My impression was that one of the reasons why we have an in-memory Data Table is to create a source-agnostic data structure.
When I put my project through the debugger, I could not see any visible difference between the Data Table loaded from the Excel vs. the one that was created using the “Build Data Table” activity.
In other words, the Dynamic forms binding mechanism should treat all Data Tables the same when binding regardless of how that DataTable was created and render the form.
A few questions:
I see that we are defining static column mappings here. So does this make it static binding then? If the Excel is too wide, then the Form design becomes labor intensive. I have Excel sheets that run almost up to column “AJ”!
What happens if the business owners decide to change the format/design of the underlying Excel sheet? (I’m in the middle of an Attended Automation design and one of our Excel formats changed midway between two meetings!)
We are going through two levels of translation - Excel to Data Table, and then Data Table to JSON - how will this solution work in terms of high-volume performance (Example: 65000 records with 40 columns say?)
Thanks for posting the solution with such clarity!
Andy
Forms don’t consider how you create datatable. If you have datatable when you execute forms, it will render it.
Forms Datatable can be dynamic, Meaning you dont need to give column names during design time. But when you execute the workflow, while rendering the form we create runtime (dynamic) schema then we will show the form.
you can utilize realtime forms (DO Block) to change the data inside grid. But not the structure (I mean, column is fixed once it renders)
I gave this a shot on my end by installing the latest package. Don’t know what I’m missing, but this does not seem to work on my end. Here are the results:
Can you provide that sample workflow that describes your problem.?It looks interesting, I’ll try to check what is the difference between this workflow and the one that I have that works with reading Excel as DT.
@AndyMenon I don’t know if this is a probable Solution for the problem. But this indeed seems to be a problem. As I was analysing the workflow and the difference between Excel Datatable and the Build Datatable, One Sure Difference is the type of the Columns.
If you check the Type of Columns of the Datatable generated from a Read Range, the type would be a System.Object . But where as the type of Build Datatable Columns that you had used had all System.String
So the best thing to do was change the Column Type, but I was not sure of how to dynamically change the Columns of a Datatable that already has data.
Hence I Created a New Datatable. Dynamically added the Columns from the Read Range Datatable to the new Datatable with the type as String.
Then Imported all the Rows from the Excel Datatable to the new Datatable. In this way I could get the Values to appear in the Form.
Not sure If you were expecting a different kind of answer. But this is what i got. There might be more to dig up to get an answer for the types of Columns other than String
Yes, this is the issue. We are translating between two DataTables just to make it acceptable to the Form. All of this has to happen before the form loads. So performance is sure to take a hit in case of large worksheets.

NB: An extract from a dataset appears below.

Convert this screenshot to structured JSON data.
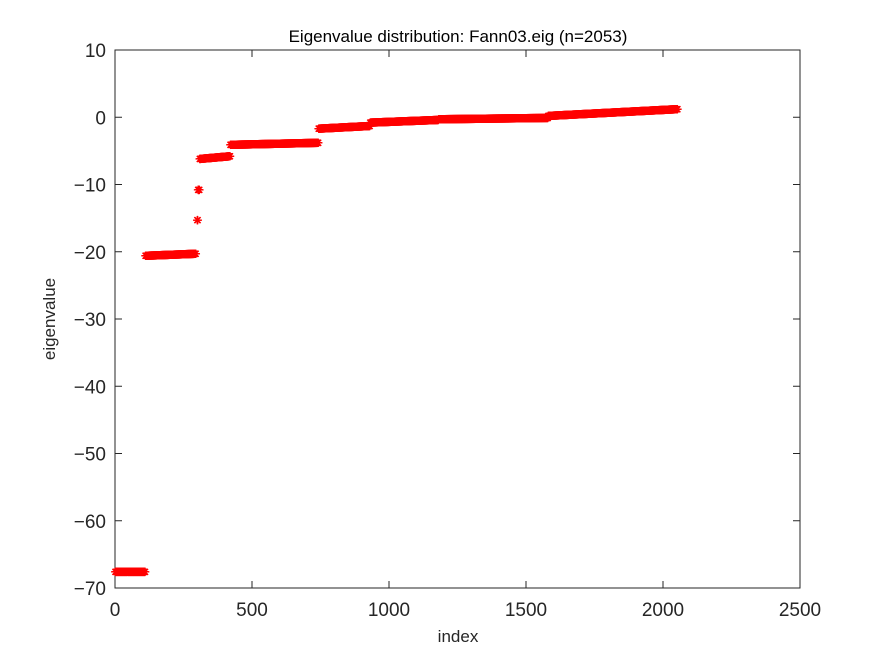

Thanks, I will keep your suggestion in mind. That said, I don’t create these Excel documents. They are created by business groups for whom we need to automate processes. Asking these groups to simply change their Excel format may not be a possibility all the time as these documents may be inputs to, or outputs from other processes.
For example, I receive an Excel downloaded from a CRM application. Using this input file, I have to generate an output Excel that has to be in a certain format to be accepted by a Cloud SaaS application. In both cases, we don’t have a say in changing the formats of the reports we work with.
We have to factor in these real world conditions. But I do agree that if we are building something from scratch we will have some say in how these input/output structures need to be defined.
We looked into it a bit more. Basically, the culprit here is the Read Range activity, which loads the DataTable with columns of type Object, which in turn is not supported.
Therefore, the solution here is to process the loaded data table variable to another one that has primitive column types.
This way you will be able to dynamically load as many columns as you want.
EDIT
Another potential workaround I found is to convert the source file to a CSV file. When I loaded a sample file using the Read CSV activity, it worked properly.